JPM’s Kolanovic Lays Out A Scenario In Which Trump’s Illness “Boosts His Election Chances”

JPM’s Kolanovic Lays Out A Scenario In Which Trump’s Illness “Boosts His Election Chances”

Tyler Durden

Fri, 10/02/2020 – 13:40

JPMorgan’s head quant Marko Kolanovic was quick to cut to the chase today and opine on what truly matters in the aftermath of Trump’s covid diagnosis: the bank’s S&P price target, which as the Croat wrote in an “Update on overnight developments” remains unchanged, to wit:

In light of recent developments, the positive COVID-19 test for the US President and First Lady, we are not changing our price targets or outlook across asset classes. Our equity outlook remains positive with a  (scenario-weighted) S&P 500 year-end price target of 3600.

Additionally, the JPM quant writes that the bank’s outlook for styles remains that “value will outperform momentum and growth under any election outcome” while on sectors his view “is that cyclicals will outperform also under any election outcome.”

But enough about markets, what about Kolanovic’s take on politics, which sadly these days is what every market strategist has become an expert in? According to the quant, “the current development across various scenarios for the President’s illness slightly increases Biden’s chance of winning, which could marginally reduce post-election risks and market uncertainty.”

But what is curious is a scenario from Kolanovic which we are confident he will get a lot of heat for, namely one “in which a combination of voter sympathy, turnout and an asymptomatic or mild virus outcome boosts Trump’s election chances (e.g. vindicating his strategy of opening by example).”

Then quickly going back to markets, Kolanovic lays out another market-friendly outcome in which “a significant health deterioration acts to lower tensions and animosity on both sides of the aisle, paving the way for national reconciliation and likely increasing Republicans’ odds in Congress.”

Underscoring his bullish view, Kolanovic repeats that “positioning remains low” which however Morgan Stanley completely disagrees with, finding last week that adjusted hedge fund net leverage is at all time highs as we noted recently:

Panicky HF flow is also limited as the “crowded” HF trades, where gross and net leverage is high, are working. Crowding is concentrated in high quality Cyclicals and Defensives but the common themes are secular growth winners with low EPS volatility – performance has been very strong in these areas (left chart below).

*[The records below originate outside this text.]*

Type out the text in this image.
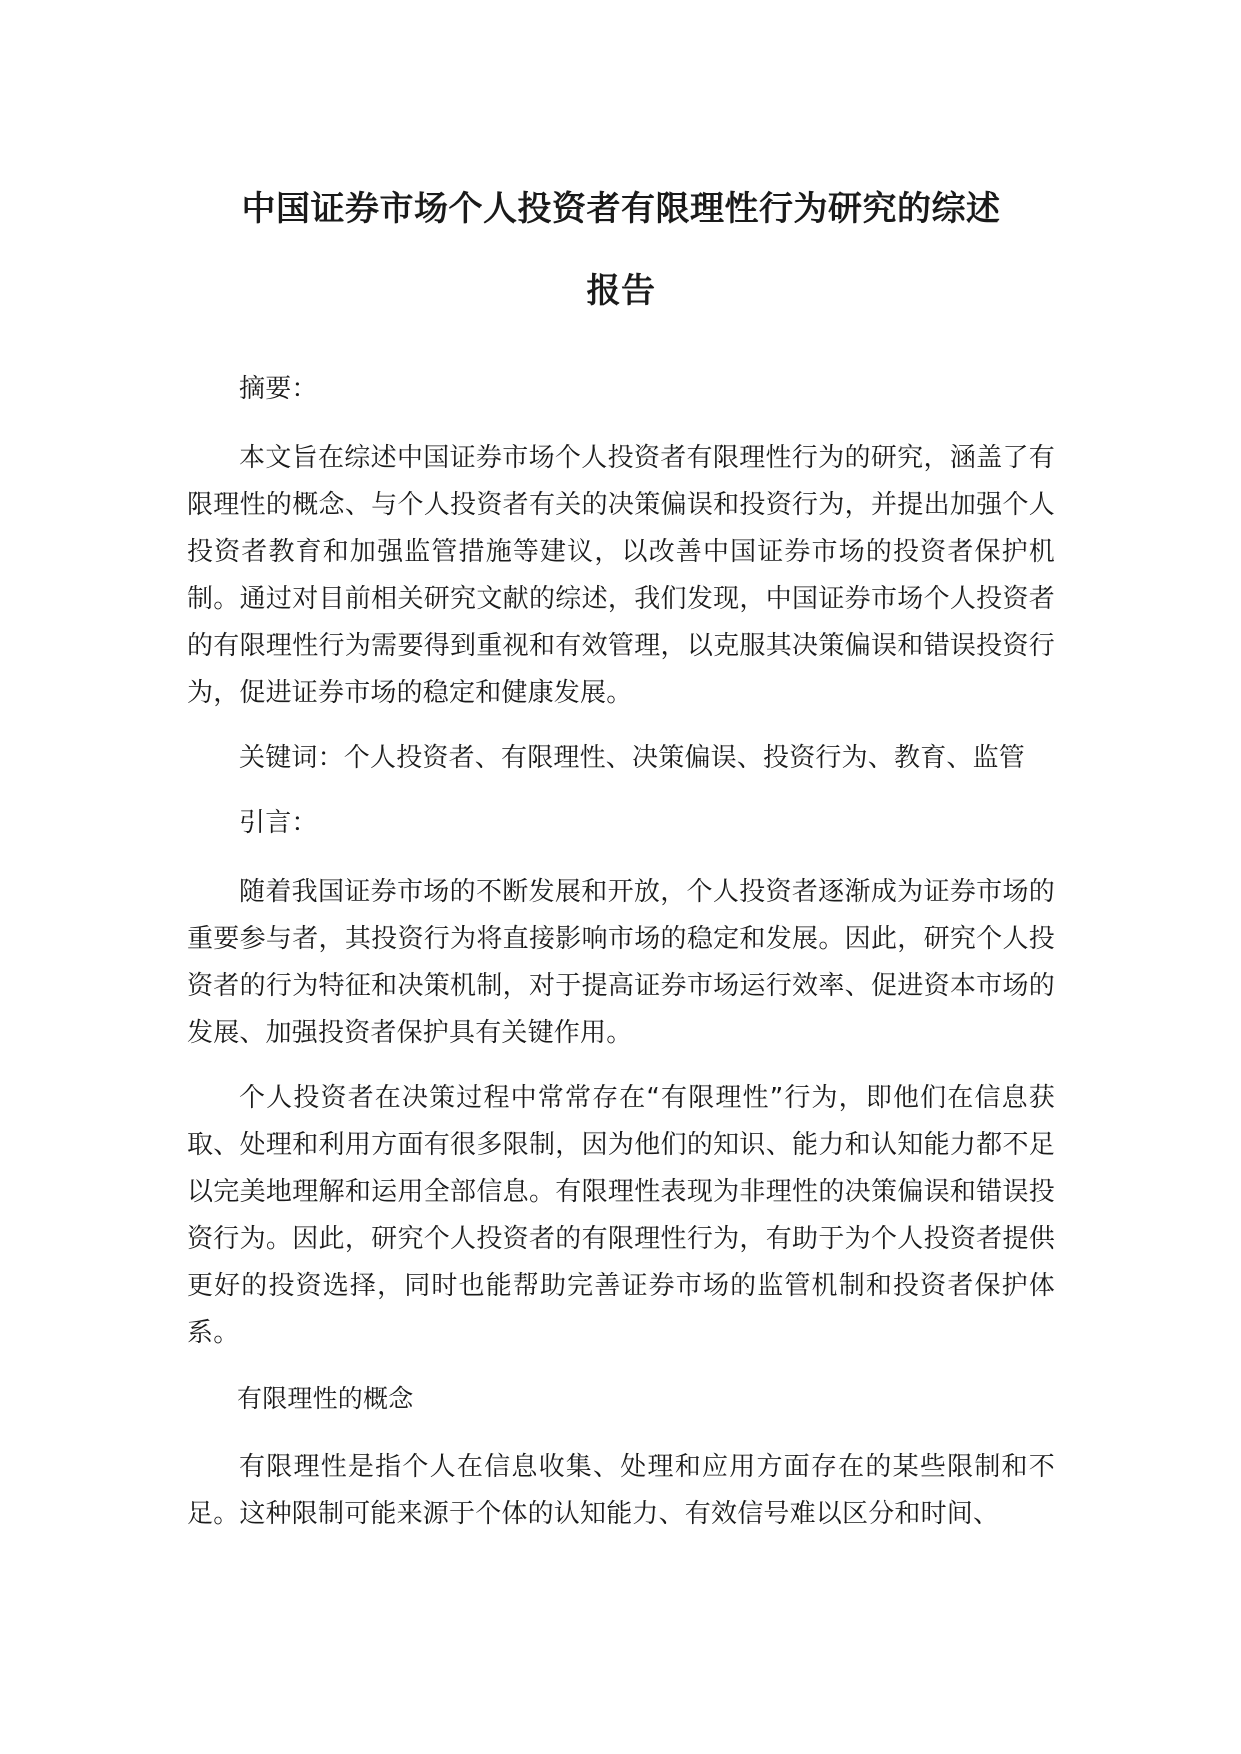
中国证券市场个人投资者有限理性行为研究的综述
报告

摘要：

本文旨在综述中国证券市场个人投资者有限理性行为的研究，涵盖了有限理性的概念、与个人投资者有关的决策偏误和投资行为，并提出加强个人投资者教育和加强监管措施等建议，以改善中国证券市场的投资者保护机制。通过对目前相关研究文献的综述，我们发现，中国证券市场个人投资者的有限理性行为需要得到重视和有效管理，以克服其决策偏误和错误投资行为，促进证券市场的稳定和健康发展。

关键词：个人投资者、有限理性、决策偏误、投资行为、教育、监管

引言：

随着我国证券市场的不断发展和开放，个人投资者逐渐成为证券市场的重要参与者，其投资行为将直接影响市场的稳定和发展。因此，研究个人投资者的行为特征和决策机制，对于提高证券市场运行效率、促进资本市场的发展、加强投资者保护具有关键作用。

个人投资者在决策过程中常常存在“有限理性”行为，即他们在信息获取、处理和利用方面有很多限制，因为他们的知识、能力和认知能力都不足以完美地理解和运用全部信息。有限理性表现为非理性的决策偏误和错误投资行为。因此，研究个人投资者的有限理性行为，有助于为个人投资者提供更好的投资选择，同时也能帮助完善证券市场的监管机制和投资者保护体系。

有限理性的概念

有限理性是指个人在信息收集、处理和应用方面存在的某些限制和不足。这种限制可能来源于个体的认知能力、有效信号难以区分和时间、
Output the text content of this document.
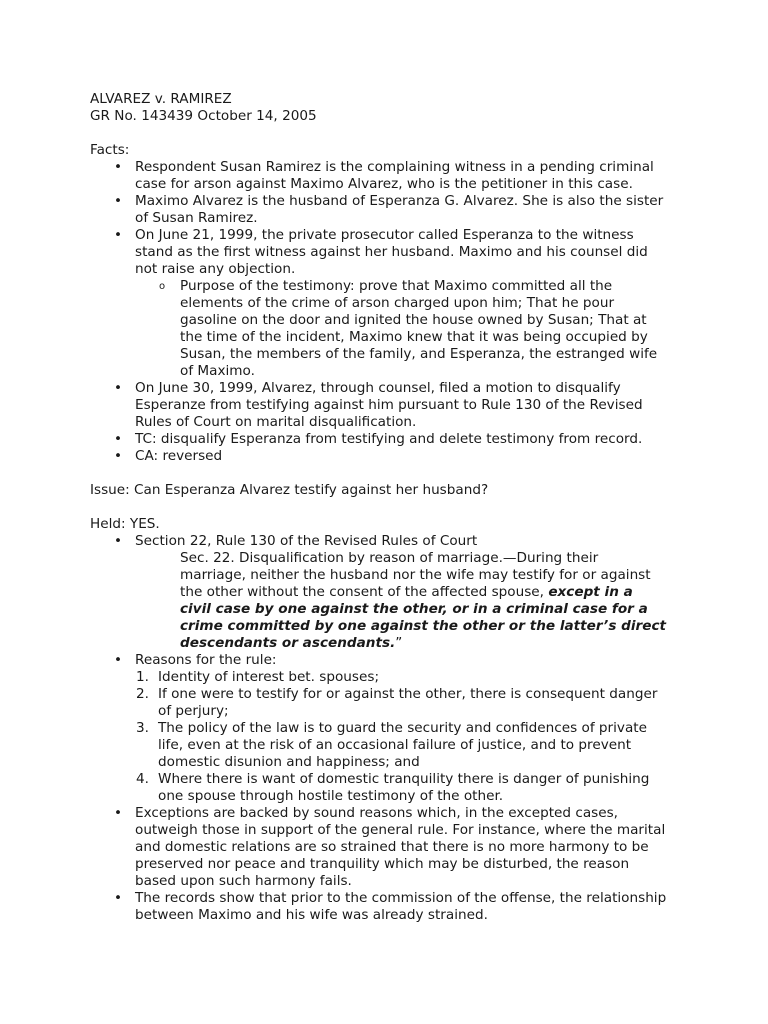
ALVAREZ v. RAMIREZ
GR No. 143439 October 14, 2005
Facts:
• Respondent Susan Ramirez is the complaining witness in a pending criminal
case for arson against Maximo Alvarez, who is the petitioner in this case.
• Maximo Alvarez is the husband of Esperanza G. Alvarez. She is also the sister
of Susan Ramirez.
• On June 21, 1999, the private prosecutor called Esperanza to the witness
stand as the first witness against her husband. Maximo and his counsel did
not raise any objection.
o Purpose of the testimony: prove that Maximo committed all the
elements of the crime of arson charged upon him; That he pour
gasoline on the door and ignited the house owned by Susan; That at
the time of the incident, Maximo knew that it was being occupied by
Susan, the members of the family, and Esperanza, the estranged wife
of Maximo.
• On June 30, 1999, Alvarez, through counsel, filed a motion to disqualify
Esperanze from testifying against him pursuant to Rule 130 of the Revised
Rules of Court on marital disqualification.
• TC: disqualify Esperanza from testifying and delete testimony from record.
• CA: reversed
Issue: Can Esperanza Alvarez testify against her husband?
Held: YES.
• Section 22, Rule 130 of the Revised Rules of Court
Sec. 22. Disqualification by reason of marriage.—During their
marriage, neither the husband nor the wife may testify for or against
the other without the consent of the affected spouse, except in a
civil case by one against the other, or in a criminal case for a
crime committed by one against the other or the latter’s direct
descendants or ascendants.”
• Reasons for the rule:
1. Identity of interest bet. spouses;
2. If one were to testify for or against the other, there is consequent danger
of perjury;
3. The policy of the law is to guard the security and confidences of private
life, even at the risk of an occasional failure of justice, and to prevent
domestic disunion and happiness; and
4. Where there is want of domestic tranquility there is danger of punishing
one spouse through hostile testimony of the other.
• Exceptions are backed by sound reasons which, in the excepted cases,
outweigh those in support of the general rule. For instance, where the marital
and domestic relations are so strained that there is no more harmony to be
preserved nor peace and tranquility which may be disturbed, the reason
based upon such harmony fails.
• The records show that prior to the commission of the offense, the relationship
between Maximo and his wife was already strained.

That said, one final optimistic take per Kolanovic is that “the probability of an early phase 4 stimulus is likely increasing” as such he expects 3Q earnings delivery and outlook “to remain constructive as earnings again come in ahead of expectations and balance sheet trends show further improvement.”

Judging by the market’s impressive reversal higher, especially after House Democrats hinted of an airline bailout possibility, traders seems to agree with Marko.